Advanced data analysis
1. Lean data analysis
This book shows how to test your ideas, find real customers, create products that can make money, and improve corporate visibility. Through the analysis of more than 30 cases, this paper shows how to apply six typical business methods to various thinking methods of planning lean entrepreneurship, data analysis and data-driven, and find the first key policy that enterprises need to supplement.
2. The beauty of mathematics
This book makes the profound mathematical principles more popular and understandable, and makes non-professional readers appreciate the charm of mathematics. What readers learn through concrete examples is the way of thinking-
How to simplify the complex, how to deal with engineering problems with mathematics, how to jump out of the inherent thinking and constantly consider innovation.
data mining
1. Introduction to data mining (non-uniform version)
This book comprehensively introduces data mining, including five topics: data, classification, correlation analysis, clustering and anomaly detection. Except for anomaly detection, each topic has two chapters. The former chapter includes the concept of root, representative algorithm and comment technology, and the latter chapter talks about high-end concepts and algorithms. In this way, readers can understand more important high-end topics while thoroughly understanding the roots of data mining.
2. The concept and technology of data mining
This book comprehensively describes the concept, method, technology and latest research of data mining. This book has completely revised the first two editions, strengthened and organized the technical content of the whole book from the beginning, talked about data preprocessing, repeated mining, classification and clustering, comprehensively described OLAP and outlier detection, and discussed mining networks, messy data types and important application fields.
3. Data Mining and Digital Operation: Ideas, Methods, Skills and Applications
At present, the works on data mining in data operation practice are comprehensive and systematic, and it is also one of the few works in most data mining books that span multiple practical application cases and scenarios. It is also a work that creatively introduces a set of corresponding analysis ideas and corresponding analysis skills integration for different types of analysis and mining topics in data operation, providing readers with "menu-style" practical tips.

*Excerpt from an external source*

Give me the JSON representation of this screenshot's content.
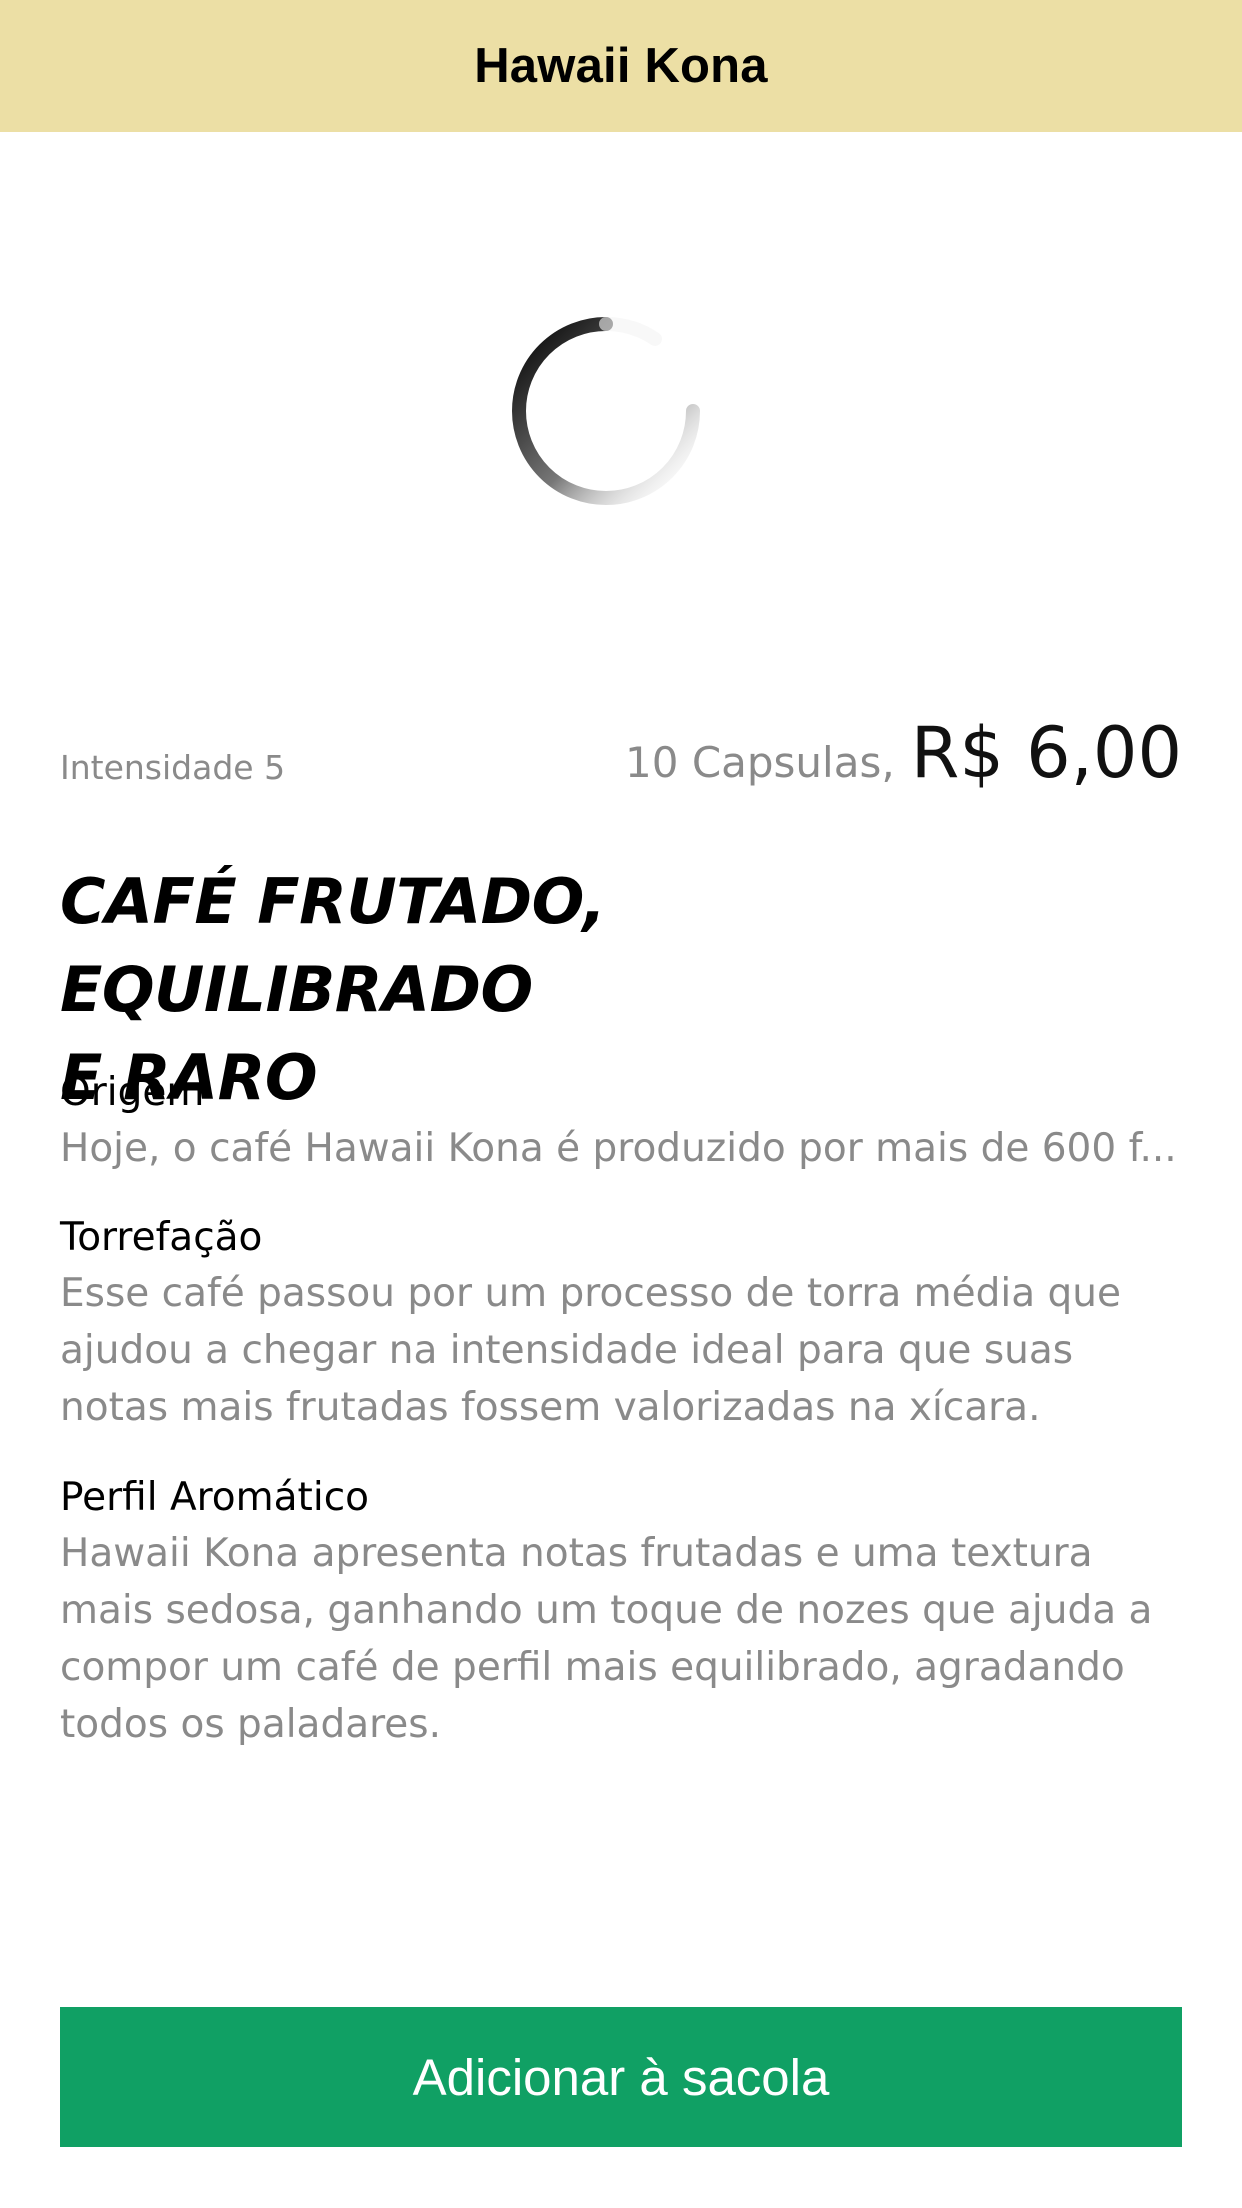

As a data analyst, if you are only content with the status quo and don't pay attention to self-improvement, then in the near future, you may become the company's "human flesh" data retrieval machine, which will affect your future work and life.
The above are the recommended reading books on improving data analysis ability compiled and shared by Bian Xiao today, hoping to help you. Bian Xiao believes that in order to make achievements in the big data industry, it is necessary to obtain some data analyst certificates with high gold content and keep learning, so as to have more core competitiveness and competitive capital.